HODN: Disentangling Human-Object Feature for HOI Detection
This work addresses HOI detection for computer vision applications, offering incremental improvements by explicitly modeling relationships and integrating with existing methods.
The paper tackled the problem of Human-Object Interaction (HOI) detection by addressing ignored relationships among humans, objects, and interactions, proposing HODN with disentangling decoders and mechanisms to improve focus and gradient handling, achieving competitive performance on V-COCO and HICO-Det datasets.

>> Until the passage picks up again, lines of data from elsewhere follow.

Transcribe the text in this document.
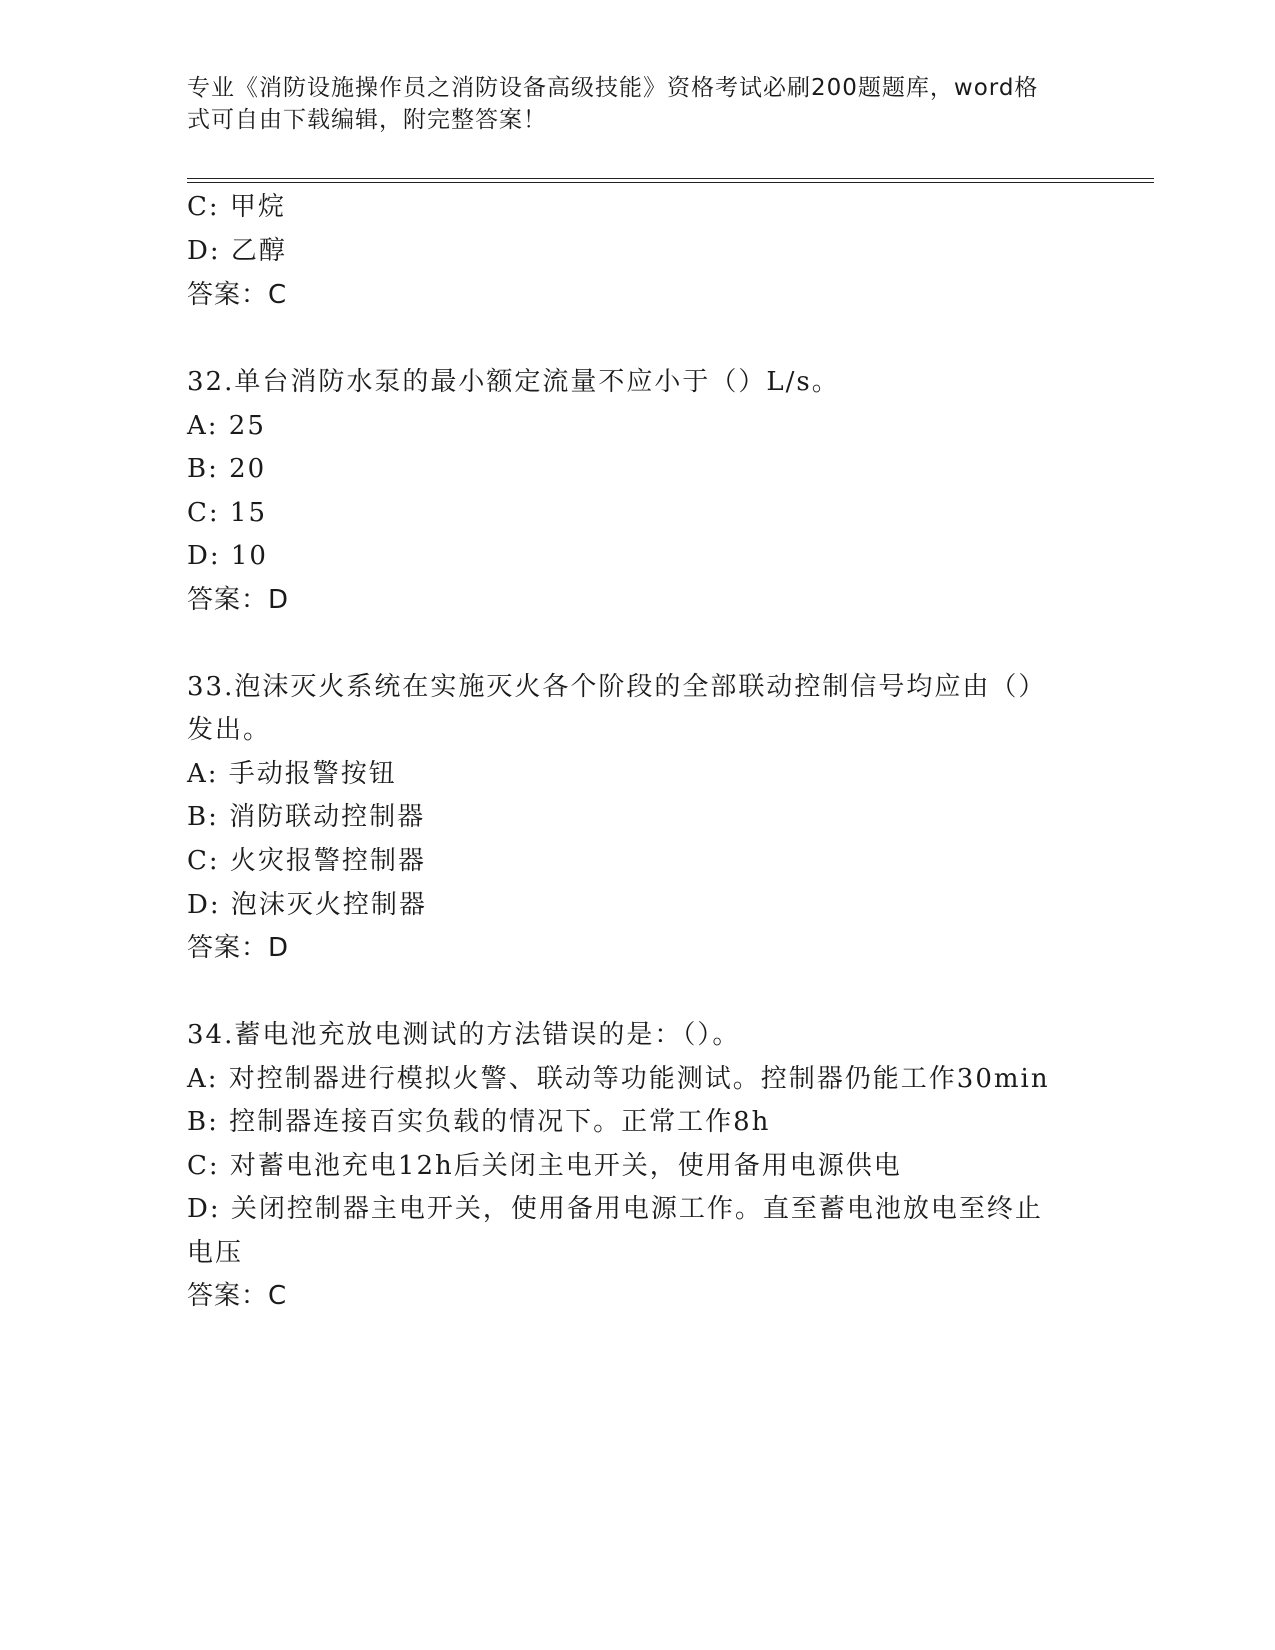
专业《消防设施操作员之消防设备高级技能》资格考试必刷200题题库，word格
式可自由下载编辑，附完整答案！
C: 甲烷
D: 乙醇
答案：C
32.单台消防水泵的最小额定流量不应小于（）L/s。
A: 25
B: 20
C: 15
D: 10
答案：D
33.泡沫灭火系统在实施灭火各个阶段的全部联动控制信号均应由（）
发出。
A: 手动报警按钮
B: 消防联动控制器
C: 火灾报警控制器
D: 泡沫灭火控制器
答案：D
34.蓄电池充放电测试的方法错误的是：（）。
A: 对控制器进行模拟火警、联动等功能测试。控制器仍能工作30min
B: 控制器连接百实负载的情况下。正常工作8h
C: 对蓄电池充电12h后关闭主电开关，使用备用电源供电
D: 关闭控制器主电开关，使用备用电源工作。直至蓄电池放电至终止
电压
答案：C
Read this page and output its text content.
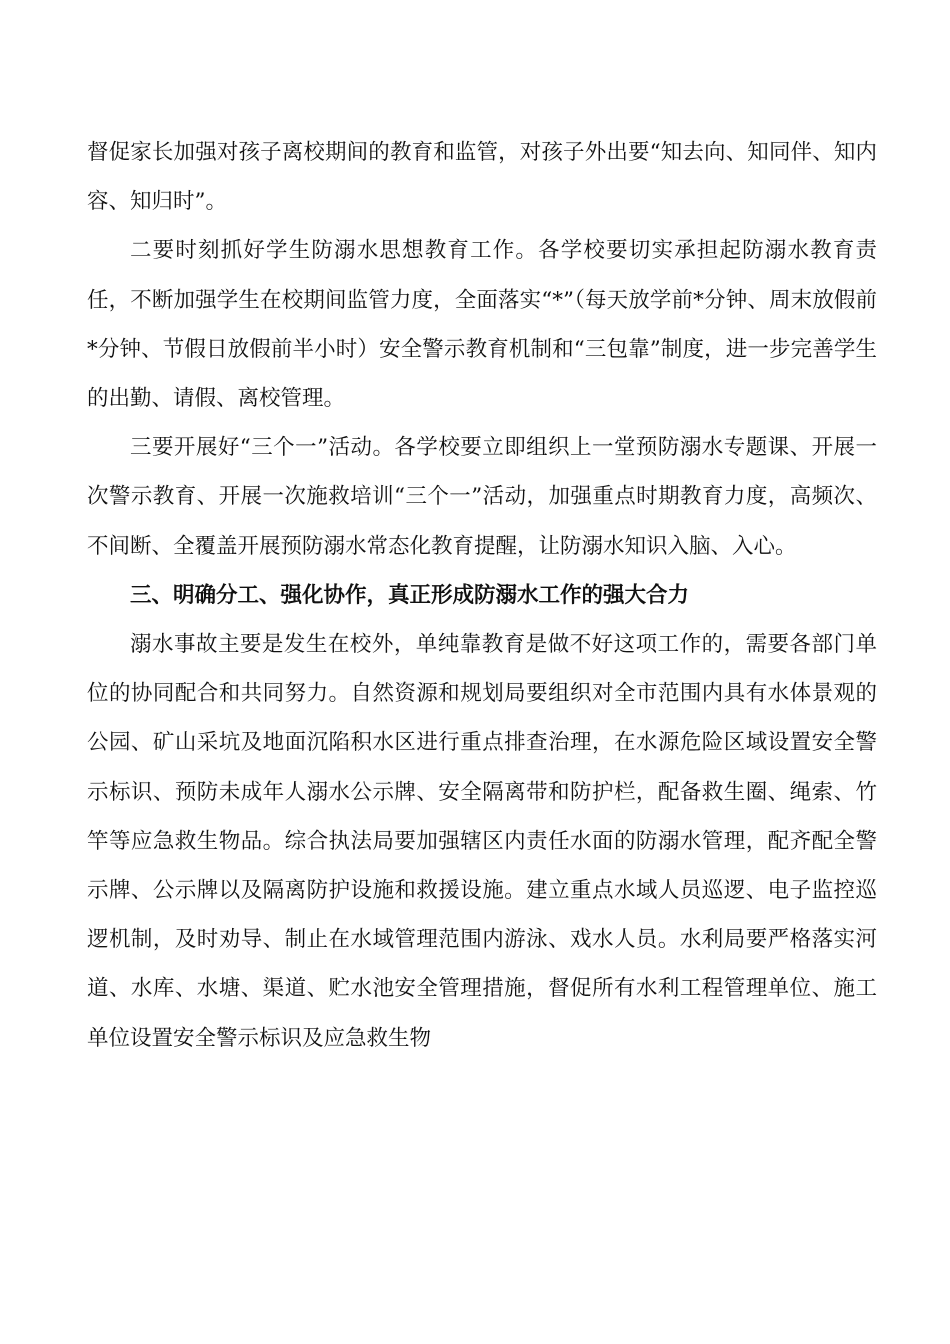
督促家长加强对孩子离校期间的教育和监管，对孩子外出要“知去向、知同伴、知内容、知归时”。

二要时刻抓好学生防溺水思想教育工作。各学校要切实承担起防溺水教育责任，不断加强学生在校期间监管力度，全面落实“*”（每天放学前*分钟、周末放假前*分钟、节假日放假前半小时）安全警示教育机制和“三包靠”制度，进一步完善学生的出勤、请假、离校管理。

三要开展好“三个一”活动。各学校要立即组织上一堂预防溺水专题课、开展一次警示教育、开展一次施救培训“三个一”活动，加强重点时期教育力度，高频次、不间断、全覆盖开展预防溺水常态化教育提醒，让防溺水知识入脑、入心。

三、明确分工、强化协作，真正形成防溺水工作的强大合力

溺水事故主要是发生在校外，单纯靠教育是做不好这项工作的，需要各部门单位的协同配合和共同努力。自然资源和规划局要组织对全市范围内具有水体景观的公园、矿山采坑及地面沉陷积水区进行重点排查治理，在水源危险区域设置安全警示标识、预防未成年人溺水公示牌、安全隔离带和防护栏，配备救生圈、绳索、竹竿等应急救生物品。综合执法局要加强辖区内责任水面的防溺水管理，配齐配全警示牌、公示牌以及隔离防护设施和救援设施。建立重点水域人员巡逻、电子监控巡逻机制，及时劝导、制止在水域管理范围内游泳、戏水人员。水利局要严格落实河道、水库、水塘、渠道、贮水池安全管理措施，督促所有水利工程管理单位、施工单位设置安全警示标识及应急救生物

The task of Human-Object Interaction (HOI) detection is to detect humans and their interactions with surrounding objects, where transformer-based methods show dominant advances currently. However, these methods ignore the relationship among humans, objects, and interactions: 1) human features are more contributive than object ones to interaction prediction; 2) interactive information disturbs the detection of objects but helps human detection. In this paper, we propose a Human and Object Disentangling Network (HODN) to model the HOI relationships explicitly, where humans and objects are first detected by two disentangling decoders independently and then processed by an interaction decoder. Considering that human features are more contributive to interaction, we propose a Human-Guide Linking method to make sure the interaction decoder focuses on the human-centric regions with human features as the positional embeddings. To handle the opposite influences of interactions on humans and objects, we propose a Stop-Gradient Mechanism to stop interaction gradients from optimizing the object detection but to allow them to optimize the human detection. Our proposed method achieves competitive performance on both the V-COCO and the HICO-Det datasets. It can be combined with existing methods easily for state-of-the-art results.